Дальше ночные проспекты и улицы, вьюга, поздние, для поцелуев, трамваи. За окном одно, в измороси, палевое ничто.
Он вспоминает маркизу Кассати, которую ещё мальчиком, как потом понял, видел во сне: глаза, вдвое жгучие чёрным, ветреным, воспоминанием.
60. И он вспоминает божественную, удивительную и пёструю галерею фотографий в живой рост, работы Хэтти ван Зак – будто гуляет по залу, представленному в панораме о двенадцати вывесках всемирных совокуплений, от Хартума и до Нью-Йорка, гостиницы, номера от первой войны до второй. Негры и обезьяны, ревущие старцы, собаки, кровь, брызжущая из петуха – всё пробивается в жалюзи светом, в золоте, сверкающем так невыносимо, что вскоре оно исполняет собой, сколько можно видеть.
Перед ним, и вдруг лучится, как чистое стекло, перспектива, сиянием рассветающая в зное застывшие камни зданий, и небо – и пути, дороги, словно из-под земли пламенем охватившие в сети город, соединяются.
Она одета только в золото на её глазах, и павлин, переливаясь в перьях, терзает ей живот: его слезы, штормом из тысячи его очей, разгораются в море.
Но когда ему удаётся рассмотреть этот свет, рассеять его на плывущие очертания, – что за немецкое имя в названии? – в образе лампы, то он видит её глаза и белую маску (да, именно, она зубной врач). Он чувствует жар, пока она держит в железе его рот. В слепящем свете она прямо над ним, закрывая собой всё, и боль, когда, изнемогая от нетерпимости зноя, сияния, он сжимает пальцы у неё на коленях, ощущает всё новые качества, с лёгкостью поднимает её под бедра – и уже бежит, высоко, акробатом вздрагивая и закидывая ноги, с ней на руках, по сверкающим залам и галереям в колоннах, сводах и статуях, прыгает, едва не взлетая между автомобилей в порывах прожекторов, раскачивая её выше и выше, в то время как она, возвратившаяся во взгляд, рвёт ему зубы один за другим.
Он проснулся уже насветло, среди полуобклеенных стен и бутылок, прямо у круглого, треснувшего зеркала. Кресло, качалка, отбросило его напротив лица бледного, впрозелень, «кого-то» – и он сразу же успокоился: его щетины было точно на три дня.
Бутылки, ланцеты и бильярдные шары стояли, лежали по всей мастерской, плыли посреди пустоты в рамах, звенели из‐за окна, на площади, колоколами, и щебетали птички.
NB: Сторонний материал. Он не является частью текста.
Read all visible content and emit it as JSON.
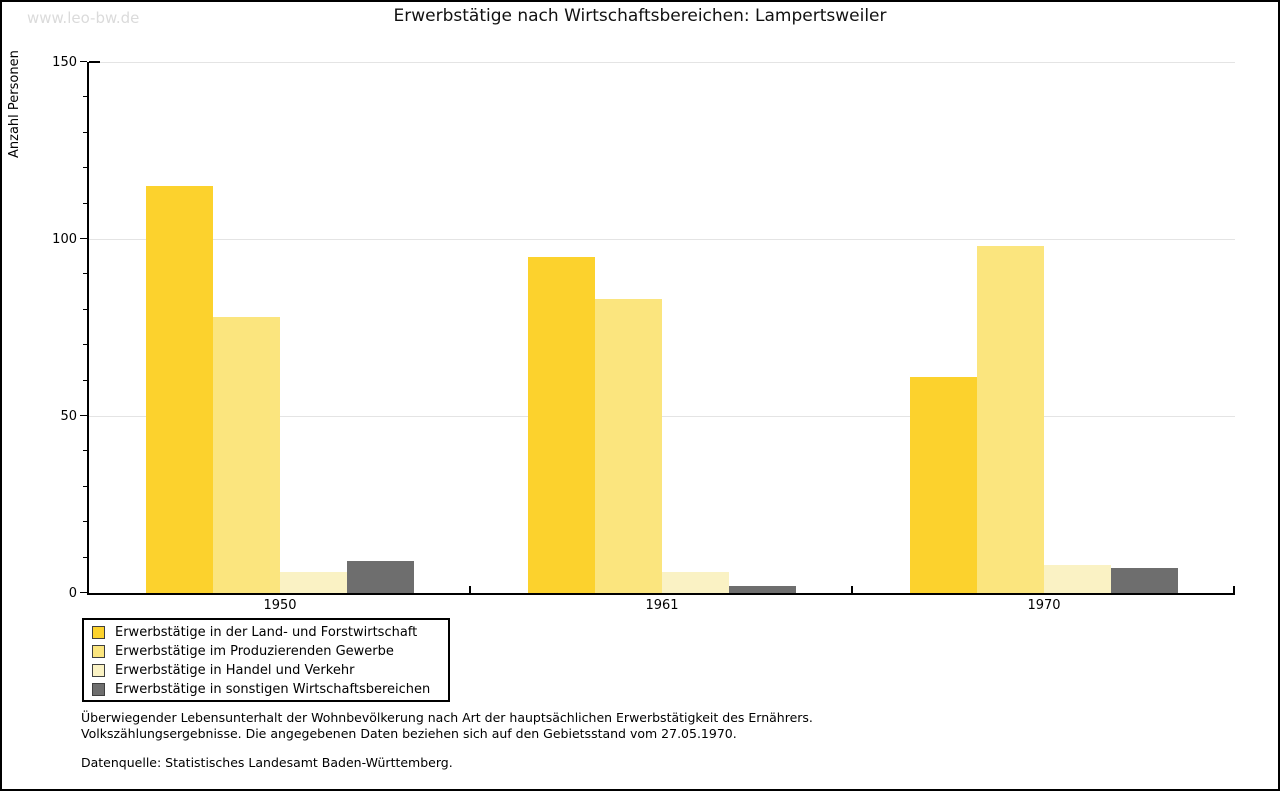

На подоконнике сушился морской петух. С краю стола дымящийся кофе, курага и в ломтиках осетинский сыр. Он поднялся подкраситься и аккуратно взъерошил себе волосы.
За окном тает, и небо белое, как если бы всё в мареве, а за занавесками ничего, кроме сегодня, нет. На гвозде висело из альбома фото, раскрашенное от руки: первой шла девушка, одетая вся в зефир, и трубила в крылатую и мохнатую дудочку; за ней второй, согнувшись, старался не пролить свой тяжёлый длинный сосуд, который нёс двумя руками – и замыкал всё халдей в длинном платье со звёздами, безобразие сам по себе. Милий падает в кресло, и уже из-под его вспылившихся, внезапных развалин пытается предпринять какой-то «Unsquare Dance», пока ловит руками и кричит про себя.